Number 15: Coco Gauff
Look at 15-year old Coco Gauff and you can see much more than the future of women's tennis. She's tennis' future. 

Awarded as SI's Breakthrough Athlete for 2019, most sports fans learned about the American teenager when she defeated Venus Williams in the first round of Wimbledon 6-4, 6-4. She is worth profiling for she has demonstrated "why she is already so damn good but also why she is likely to get even better." According to L. Jon Wertheim, "Her greatest assets: her low center of emotional gravity, her perspective, her ability to reset when a call doesn't go her way or she hits a rough stretch during a match. Or even when she finds herself with a shot in a tournament after a disheartening flameout in the qualifier rounds. Already, she gets it." Impressive.

I appreciate her personal story, especially her emotional and physical DNA—if you will. The daughter of two Division I athletes,
at seven, inspired by Serena Williams, Coco discovered tennis. "It was," she says, "the perfect sport for me." She could use her speed and agility and coordination. The need for power, leavened with accuracy, played to her strengths. And, maybe above all, it allowed her to draw on both her parents.
Let her explain: "I feel like my dad, we are both pretty stubborn people. We are both fiery—though I think my dad has more of a temper than me. But my mom, she is more chill. She is more like, O.K., let's take things slow and have patience. I am literally right in the middle."

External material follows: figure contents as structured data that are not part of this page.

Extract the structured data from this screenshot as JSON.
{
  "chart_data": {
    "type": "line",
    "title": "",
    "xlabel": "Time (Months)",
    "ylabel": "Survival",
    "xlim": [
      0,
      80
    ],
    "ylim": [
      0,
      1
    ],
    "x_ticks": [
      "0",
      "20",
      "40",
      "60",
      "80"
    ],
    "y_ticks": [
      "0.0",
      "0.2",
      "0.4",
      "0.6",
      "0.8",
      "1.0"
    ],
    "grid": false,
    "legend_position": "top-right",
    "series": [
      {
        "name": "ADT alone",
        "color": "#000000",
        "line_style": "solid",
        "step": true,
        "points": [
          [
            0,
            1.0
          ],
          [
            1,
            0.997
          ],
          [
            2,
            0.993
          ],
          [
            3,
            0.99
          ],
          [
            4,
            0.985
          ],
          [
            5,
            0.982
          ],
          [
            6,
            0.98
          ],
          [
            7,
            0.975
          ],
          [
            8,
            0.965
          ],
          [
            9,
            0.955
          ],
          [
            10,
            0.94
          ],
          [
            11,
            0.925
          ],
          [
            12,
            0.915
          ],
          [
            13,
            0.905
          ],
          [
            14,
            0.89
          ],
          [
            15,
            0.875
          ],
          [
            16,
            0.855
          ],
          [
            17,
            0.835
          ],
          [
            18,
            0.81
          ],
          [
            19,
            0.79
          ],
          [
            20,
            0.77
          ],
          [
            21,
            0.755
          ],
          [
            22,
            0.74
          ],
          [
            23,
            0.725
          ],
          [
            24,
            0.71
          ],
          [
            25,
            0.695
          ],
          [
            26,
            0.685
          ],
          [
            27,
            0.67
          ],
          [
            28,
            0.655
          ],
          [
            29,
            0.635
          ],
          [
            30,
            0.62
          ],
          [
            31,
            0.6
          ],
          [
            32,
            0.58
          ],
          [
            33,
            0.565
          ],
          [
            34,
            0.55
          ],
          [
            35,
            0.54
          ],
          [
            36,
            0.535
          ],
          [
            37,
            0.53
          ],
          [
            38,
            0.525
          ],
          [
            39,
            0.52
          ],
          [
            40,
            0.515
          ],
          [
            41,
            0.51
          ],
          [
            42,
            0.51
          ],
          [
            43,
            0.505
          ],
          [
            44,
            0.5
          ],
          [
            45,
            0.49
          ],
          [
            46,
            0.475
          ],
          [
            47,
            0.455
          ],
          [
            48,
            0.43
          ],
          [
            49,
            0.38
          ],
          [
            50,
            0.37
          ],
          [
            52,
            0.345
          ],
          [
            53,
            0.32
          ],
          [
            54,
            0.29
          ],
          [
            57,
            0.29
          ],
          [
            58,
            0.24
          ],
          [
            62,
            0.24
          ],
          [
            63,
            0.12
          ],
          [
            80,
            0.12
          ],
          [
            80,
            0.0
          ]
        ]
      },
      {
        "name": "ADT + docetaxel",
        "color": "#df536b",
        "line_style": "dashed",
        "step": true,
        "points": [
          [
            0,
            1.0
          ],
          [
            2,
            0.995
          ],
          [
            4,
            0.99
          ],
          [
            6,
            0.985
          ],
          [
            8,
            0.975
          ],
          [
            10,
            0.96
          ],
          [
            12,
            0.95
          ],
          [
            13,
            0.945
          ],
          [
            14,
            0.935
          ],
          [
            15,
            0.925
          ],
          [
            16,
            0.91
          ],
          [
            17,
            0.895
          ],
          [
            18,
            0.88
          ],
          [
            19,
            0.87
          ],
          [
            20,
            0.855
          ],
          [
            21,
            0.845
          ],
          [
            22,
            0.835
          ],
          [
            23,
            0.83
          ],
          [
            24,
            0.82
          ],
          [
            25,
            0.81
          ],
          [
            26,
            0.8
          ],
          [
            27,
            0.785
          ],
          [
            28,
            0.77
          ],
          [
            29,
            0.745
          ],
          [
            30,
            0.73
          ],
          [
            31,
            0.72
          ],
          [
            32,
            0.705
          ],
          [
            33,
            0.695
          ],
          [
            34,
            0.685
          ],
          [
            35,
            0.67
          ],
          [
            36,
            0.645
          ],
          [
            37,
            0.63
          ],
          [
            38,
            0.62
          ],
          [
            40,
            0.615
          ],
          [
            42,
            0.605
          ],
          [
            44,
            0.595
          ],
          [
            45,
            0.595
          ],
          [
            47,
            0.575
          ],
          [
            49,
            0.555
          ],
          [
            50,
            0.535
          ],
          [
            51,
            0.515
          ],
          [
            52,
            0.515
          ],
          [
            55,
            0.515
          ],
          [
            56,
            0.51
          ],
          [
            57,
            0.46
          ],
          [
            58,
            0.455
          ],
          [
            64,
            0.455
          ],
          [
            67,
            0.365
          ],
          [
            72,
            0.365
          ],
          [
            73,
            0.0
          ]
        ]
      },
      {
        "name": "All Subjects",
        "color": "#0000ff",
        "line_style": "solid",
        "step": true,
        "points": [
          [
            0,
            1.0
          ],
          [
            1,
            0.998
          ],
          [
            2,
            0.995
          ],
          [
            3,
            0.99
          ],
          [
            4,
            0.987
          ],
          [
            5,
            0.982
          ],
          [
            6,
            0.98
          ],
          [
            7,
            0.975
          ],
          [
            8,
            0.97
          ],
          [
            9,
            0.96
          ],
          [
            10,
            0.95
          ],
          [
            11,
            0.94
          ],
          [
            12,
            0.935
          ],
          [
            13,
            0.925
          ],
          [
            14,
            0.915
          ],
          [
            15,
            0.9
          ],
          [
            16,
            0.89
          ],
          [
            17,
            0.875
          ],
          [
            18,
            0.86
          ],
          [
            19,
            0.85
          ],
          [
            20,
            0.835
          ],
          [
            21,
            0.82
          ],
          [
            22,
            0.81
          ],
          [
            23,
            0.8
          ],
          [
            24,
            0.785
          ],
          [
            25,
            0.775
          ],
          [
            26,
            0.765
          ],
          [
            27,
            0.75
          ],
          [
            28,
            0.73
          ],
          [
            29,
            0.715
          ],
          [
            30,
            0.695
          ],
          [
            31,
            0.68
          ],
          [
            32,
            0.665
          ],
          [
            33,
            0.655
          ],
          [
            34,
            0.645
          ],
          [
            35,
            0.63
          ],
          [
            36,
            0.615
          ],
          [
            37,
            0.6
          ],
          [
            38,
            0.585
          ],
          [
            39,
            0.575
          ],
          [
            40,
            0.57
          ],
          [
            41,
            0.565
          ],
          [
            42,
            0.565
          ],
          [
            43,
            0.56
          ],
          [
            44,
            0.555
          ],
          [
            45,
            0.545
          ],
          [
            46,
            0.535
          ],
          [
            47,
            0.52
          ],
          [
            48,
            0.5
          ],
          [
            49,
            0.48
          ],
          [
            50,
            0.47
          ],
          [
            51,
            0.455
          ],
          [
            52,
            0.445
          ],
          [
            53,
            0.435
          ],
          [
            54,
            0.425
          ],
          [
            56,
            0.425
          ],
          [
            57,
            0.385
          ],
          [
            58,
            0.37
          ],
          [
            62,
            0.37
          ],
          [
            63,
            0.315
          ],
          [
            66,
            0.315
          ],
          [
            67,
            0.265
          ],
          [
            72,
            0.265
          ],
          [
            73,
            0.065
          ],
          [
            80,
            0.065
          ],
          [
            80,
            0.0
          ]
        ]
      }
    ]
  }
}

Though an individual sport, no tennis player gets to play in a Grand Slam tournament on their own. Coco's parents made sacrifices support their prodigy!
To accommodate Coco's tennis, the family moved from Atlanta to Delray Beach, Fla. By 13 she reached the final of the girls' event of the U.S. Open (18 and under). Coco's success put some stress on the Gauffs financially. Tending to their eldest became a full-time undertaking. "We went from a two-income home to a no-income home," Corey has joked. 
Beyond that, there was a sort of existential strain. The Gauffs had aspired to raise their kids, including brothers Cameron and Codey, amid comfort and convention—youth sports and proms and carpools in the minivan. Suddenly they had to recalibrate for a prodigy. "We wanted her to have a quote unquote normal childhood," says Corey. "But—and this is a term I always use—we didn't want to be dream-killers."
Coco Gauff is pursuing her dream...doing what women like Venus and Serena Williams have done, seeing that the future is indeed female...whatever that might mean.